Thursday's flight marks the first time that the company's aircraft has breached the altitude of 50 miles (80 kilometers), which the US Air Force considers to be the boundary of space. However, many other agencies define the space boundary as 100 kilometers (62 miles) above the Earth's surface.
Virgin's first experimental spacecraft failed during a 2014 test flight, with one of the pilots losing his life.
Tourist flights just months away
On Thursday, a special carrier plane brought the company's SpaceShipTwo rocket plane to an altitude of 13.7 kilometers, when the spacecraft detached and activated its engines to reach its maximum altitude. The rocket-powered vehicle seats six passengers and is 18.3 meters (60 foot) long, with an 8.3-meter (27-foot) wingspan. During the test flight, it carried four NASA research payloads and a mannequin named Annie as a stand-in passenger.

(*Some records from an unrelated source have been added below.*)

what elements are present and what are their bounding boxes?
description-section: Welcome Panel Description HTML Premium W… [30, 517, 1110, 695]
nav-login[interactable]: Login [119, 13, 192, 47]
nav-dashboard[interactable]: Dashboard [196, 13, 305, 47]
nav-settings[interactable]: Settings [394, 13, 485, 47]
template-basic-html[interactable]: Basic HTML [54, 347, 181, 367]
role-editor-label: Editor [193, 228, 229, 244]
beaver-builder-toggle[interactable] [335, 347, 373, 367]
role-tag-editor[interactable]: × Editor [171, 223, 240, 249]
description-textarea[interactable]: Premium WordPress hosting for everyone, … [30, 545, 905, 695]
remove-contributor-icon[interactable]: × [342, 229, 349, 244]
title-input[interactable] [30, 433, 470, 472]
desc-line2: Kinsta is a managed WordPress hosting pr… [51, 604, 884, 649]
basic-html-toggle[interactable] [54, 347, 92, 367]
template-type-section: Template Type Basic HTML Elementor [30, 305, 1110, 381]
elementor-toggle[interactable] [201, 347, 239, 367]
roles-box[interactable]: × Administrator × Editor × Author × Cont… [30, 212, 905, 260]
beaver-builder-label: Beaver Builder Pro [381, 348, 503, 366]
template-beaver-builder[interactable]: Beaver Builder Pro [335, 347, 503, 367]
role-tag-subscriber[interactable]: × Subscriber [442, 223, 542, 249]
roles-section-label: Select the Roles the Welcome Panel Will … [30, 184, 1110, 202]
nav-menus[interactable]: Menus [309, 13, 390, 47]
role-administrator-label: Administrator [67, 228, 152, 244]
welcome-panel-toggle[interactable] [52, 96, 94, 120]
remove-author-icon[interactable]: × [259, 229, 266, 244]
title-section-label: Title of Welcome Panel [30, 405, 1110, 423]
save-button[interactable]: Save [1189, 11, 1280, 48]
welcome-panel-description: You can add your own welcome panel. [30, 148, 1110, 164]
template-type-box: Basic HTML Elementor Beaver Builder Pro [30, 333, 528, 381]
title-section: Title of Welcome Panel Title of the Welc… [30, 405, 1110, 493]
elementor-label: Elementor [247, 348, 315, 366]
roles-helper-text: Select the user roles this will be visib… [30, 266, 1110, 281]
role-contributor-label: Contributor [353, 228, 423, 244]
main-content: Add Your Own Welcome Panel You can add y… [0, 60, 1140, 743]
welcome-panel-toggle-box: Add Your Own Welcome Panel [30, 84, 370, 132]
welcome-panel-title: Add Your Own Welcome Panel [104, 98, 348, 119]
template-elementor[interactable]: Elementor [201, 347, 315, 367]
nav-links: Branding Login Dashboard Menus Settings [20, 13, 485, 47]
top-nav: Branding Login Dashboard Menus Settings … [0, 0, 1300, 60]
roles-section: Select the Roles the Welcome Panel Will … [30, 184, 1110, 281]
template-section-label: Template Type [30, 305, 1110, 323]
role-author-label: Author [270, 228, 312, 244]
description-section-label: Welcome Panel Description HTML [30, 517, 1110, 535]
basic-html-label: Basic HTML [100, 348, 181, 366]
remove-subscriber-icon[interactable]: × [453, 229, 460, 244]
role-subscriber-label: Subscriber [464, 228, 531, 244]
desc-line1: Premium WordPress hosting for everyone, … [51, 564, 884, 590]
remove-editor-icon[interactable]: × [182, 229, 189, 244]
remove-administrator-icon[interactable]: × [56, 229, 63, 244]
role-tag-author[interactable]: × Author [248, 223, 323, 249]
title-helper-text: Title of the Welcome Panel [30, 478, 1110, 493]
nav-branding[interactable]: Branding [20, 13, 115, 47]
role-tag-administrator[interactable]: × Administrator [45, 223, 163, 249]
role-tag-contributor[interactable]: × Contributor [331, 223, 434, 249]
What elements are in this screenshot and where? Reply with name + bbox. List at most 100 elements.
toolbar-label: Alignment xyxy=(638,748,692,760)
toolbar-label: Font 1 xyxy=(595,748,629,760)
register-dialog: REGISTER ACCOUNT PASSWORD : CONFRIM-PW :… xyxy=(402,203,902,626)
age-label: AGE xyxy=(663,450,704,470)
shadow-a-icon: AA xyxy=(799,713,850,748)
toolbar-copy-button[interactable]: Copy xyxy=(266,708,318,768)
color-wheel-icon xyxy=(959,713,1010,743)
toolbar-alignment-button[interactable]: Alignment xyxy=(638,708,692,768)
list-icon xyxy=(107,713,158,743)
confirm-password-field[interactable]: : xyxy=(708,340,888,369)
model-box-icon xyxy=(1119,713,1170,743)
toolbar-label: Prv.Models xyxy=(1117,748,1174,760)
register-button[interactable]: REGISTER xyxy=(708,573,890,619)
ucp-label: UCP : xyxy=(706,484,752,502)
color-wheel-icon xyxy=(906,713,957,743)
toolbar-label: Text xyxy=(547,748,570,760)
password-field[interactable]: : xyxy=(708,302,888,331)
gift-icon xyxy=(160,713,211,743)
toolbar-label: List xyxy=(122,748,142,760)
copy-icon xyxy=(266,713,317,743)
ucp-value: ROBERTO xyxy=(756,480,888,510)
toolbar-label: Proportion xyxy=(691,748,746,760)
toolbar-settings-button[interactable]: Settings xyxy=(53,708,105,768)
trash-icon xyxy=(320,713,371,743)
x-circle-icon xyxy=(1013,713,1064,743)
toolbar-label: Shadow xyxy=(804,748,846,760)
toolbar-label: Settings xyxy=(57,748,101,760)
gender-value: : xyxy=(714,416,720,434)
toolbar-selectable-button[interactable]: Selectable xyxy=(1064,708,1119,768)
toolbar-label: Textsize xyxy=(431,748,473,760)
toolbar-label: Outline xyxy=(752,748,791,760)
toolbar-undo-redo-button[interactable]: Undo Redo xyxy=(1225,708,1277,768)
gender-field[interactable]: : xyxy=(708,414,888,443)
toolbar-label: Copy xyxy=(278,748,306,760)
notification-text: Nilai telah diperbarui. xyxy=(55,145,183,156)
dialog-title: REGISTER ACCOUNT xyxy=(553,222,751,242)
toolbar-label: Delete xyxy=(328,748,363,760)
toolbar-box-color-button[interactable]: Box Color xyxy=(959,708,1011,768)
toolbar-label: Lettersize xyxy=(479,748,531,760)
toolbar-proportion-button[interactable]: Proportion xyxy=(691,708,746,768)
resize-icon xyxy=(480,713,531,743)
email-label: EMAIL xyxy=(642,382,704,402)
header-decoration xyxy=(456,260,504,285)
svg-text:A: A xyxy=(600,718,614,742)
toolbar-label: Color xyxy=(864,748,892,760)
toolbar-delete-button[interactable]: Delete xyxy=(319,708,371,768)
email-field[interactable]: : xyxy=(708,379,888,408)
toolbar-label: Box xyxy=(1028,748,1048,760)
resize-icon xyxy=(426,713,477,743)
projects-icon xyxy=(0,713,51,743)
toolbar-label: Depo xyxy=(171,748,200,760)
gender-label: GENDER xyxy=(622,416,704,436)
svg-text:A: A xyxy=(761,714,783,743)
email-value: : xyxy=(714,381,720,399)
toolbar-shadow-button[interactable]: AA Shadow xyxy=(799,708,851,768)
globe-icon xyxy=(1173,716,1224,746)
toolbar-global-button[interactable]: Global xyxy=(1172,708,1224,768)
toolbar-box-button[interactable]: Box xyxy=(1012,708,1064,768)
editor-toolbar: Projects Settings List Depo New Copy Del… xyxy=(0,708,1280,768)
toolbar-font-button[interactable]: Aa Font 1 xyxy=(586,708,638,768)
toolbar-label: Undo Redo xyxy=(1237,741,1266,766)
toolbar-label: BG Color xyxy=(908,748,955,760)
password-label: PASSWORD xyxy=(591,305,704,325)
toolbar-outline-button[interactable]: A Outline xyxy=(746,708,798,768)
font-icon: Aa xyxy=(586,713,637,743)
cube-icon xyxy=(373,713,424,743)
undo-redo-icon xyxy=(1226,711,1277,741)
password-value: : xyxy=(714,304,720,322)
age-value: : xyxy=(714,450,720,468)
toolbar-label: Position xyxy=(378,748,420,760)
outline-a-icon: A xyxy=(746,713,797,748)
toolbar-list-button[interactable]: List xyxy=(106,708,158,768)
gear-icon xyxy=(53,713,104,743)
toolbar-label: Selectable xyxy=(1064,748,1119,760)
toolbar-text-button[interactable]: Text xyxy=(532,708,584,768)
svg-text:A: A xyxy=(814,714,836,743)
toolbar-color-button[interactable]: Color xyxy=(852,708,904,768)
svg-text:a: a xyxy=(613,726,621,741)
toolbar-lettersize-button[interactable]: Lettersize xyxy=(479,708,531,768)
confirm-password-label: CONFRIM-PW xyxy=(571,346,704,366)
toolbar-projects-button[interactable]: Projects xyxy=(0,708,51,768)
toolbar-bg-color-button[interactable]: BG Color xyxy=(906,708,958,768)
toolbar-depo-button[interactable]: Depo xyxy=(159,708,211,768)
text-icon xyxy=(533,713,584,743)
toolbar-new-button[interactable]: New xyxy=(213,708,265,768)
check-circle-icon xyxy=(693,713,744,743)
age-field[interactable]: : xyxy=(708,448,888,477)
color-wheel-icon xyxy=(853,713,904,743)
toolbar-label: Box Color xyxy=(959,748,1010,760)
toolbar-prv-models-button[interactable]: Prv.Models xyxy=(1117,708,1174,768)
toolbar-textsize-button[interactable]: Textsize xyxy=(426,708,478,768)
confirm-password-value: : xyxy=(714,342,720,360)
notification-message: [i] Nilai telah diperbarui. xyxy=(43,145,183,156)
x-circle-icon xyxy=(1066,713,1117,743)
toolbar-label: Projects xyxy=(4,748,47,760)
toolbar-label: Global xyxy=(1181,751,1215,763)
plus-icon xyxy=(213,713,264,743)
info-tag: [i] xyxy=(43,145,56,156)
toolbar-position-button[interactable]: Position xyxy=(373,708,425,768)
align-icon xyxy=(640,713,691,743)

Future passengers will need to pay $250,000 (€220,150) for a 90-minute flight. Nearly 700 prospective space tourists, including Hollywood actor Leonardo DiCaprio and popular singer Justin Bieber, already paid full price or put down deposits for the journey.
After the test flight, Branson said he was aiming to make the first commercial flight as early as March 2019.
The UK billionaire is under pressure from other companies pushing their own commercial space flight programs, including Blue Origin backed by Amazon founder Jeff Bezos, SpaceX managed by Elon Musk, and Boeing's partnership with a company named Space Adventures to ferry tourists on suborbital flights.